5 When to Use It / When NOT to Use It
✅ Use risk-based prioritisation when...
- Time or budget is constrained (which is always)
- You are testing a new feature with unknown stability
- The system has regulatory or compliance requirements
- You need to justify test coverage to stakeholders
- Defect history shows clustering in specific modules
- You are defining entry and exit criteria for a release
❌ Don't use it when...
- The project is tiny and every feature is equally critical
- You have no access to business or technical context
- The team uses it as an excuse to skip testing entirely
- You treat the first risk register as final and never revisit it
- Scores are assigned by one person without team input
⚠ When It Fails
Risk-based prioritisation fails when low-exposure features cause high-impact failures. You skipped testing the login reset flow (exposure 6) and a user locked themselves out of their $50,000 investment account. It also fails when risk scoring is too subjective or outdated. A module you marked as low-risk has shipped three critical defects in the past two quarters, but you're still allocating it light testing. Re-validate your register every sprint using actual defect data. If predicted risk and actual defects diverge, update the scoring before making test allocation decisions.

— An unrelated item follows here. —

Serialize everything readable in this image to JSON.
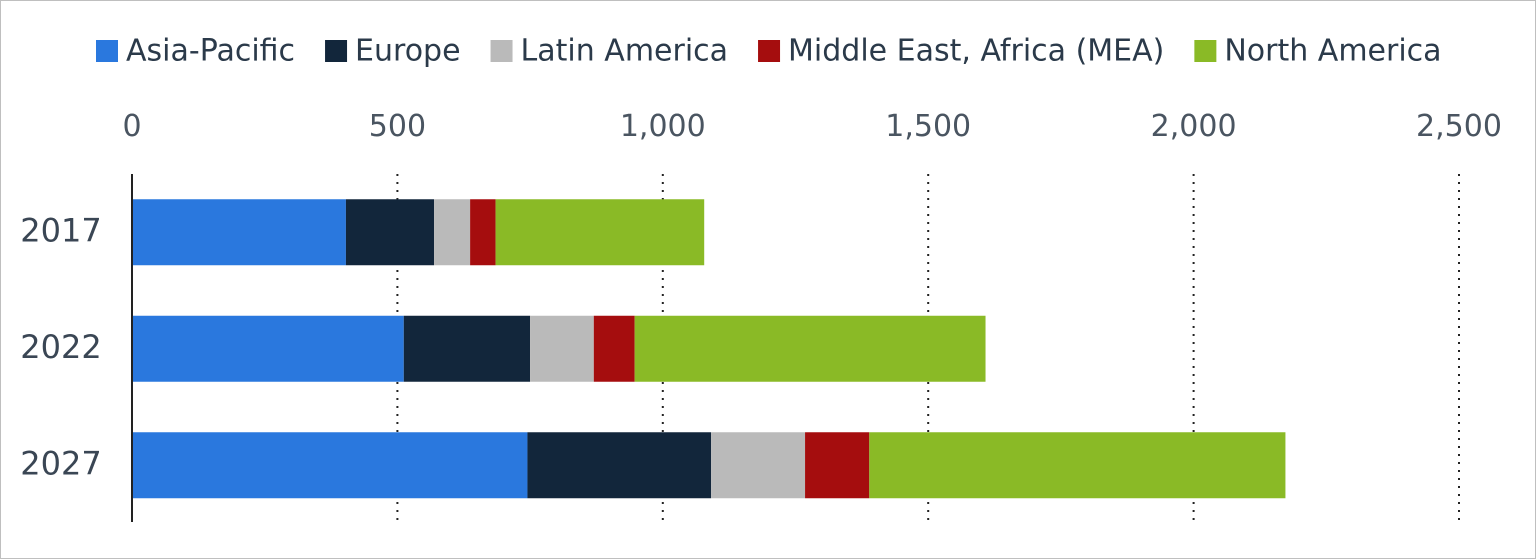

📋 Decision Checklist: Should You Use Risk-Based Prioritisation?
- Do you have limited testing time or budget? (Almost always yes.) Risk-based prioritisation helps you allocate effort where it matters most.
- Can you access business and technical context? You need developers, product owners, and compliance leads to score likelihood and impact accurately.
- Will you update the risk register throughout the project? If you create a register in week one and ignore it for twelve weeks, you'll miss emerging risks and defect clusters.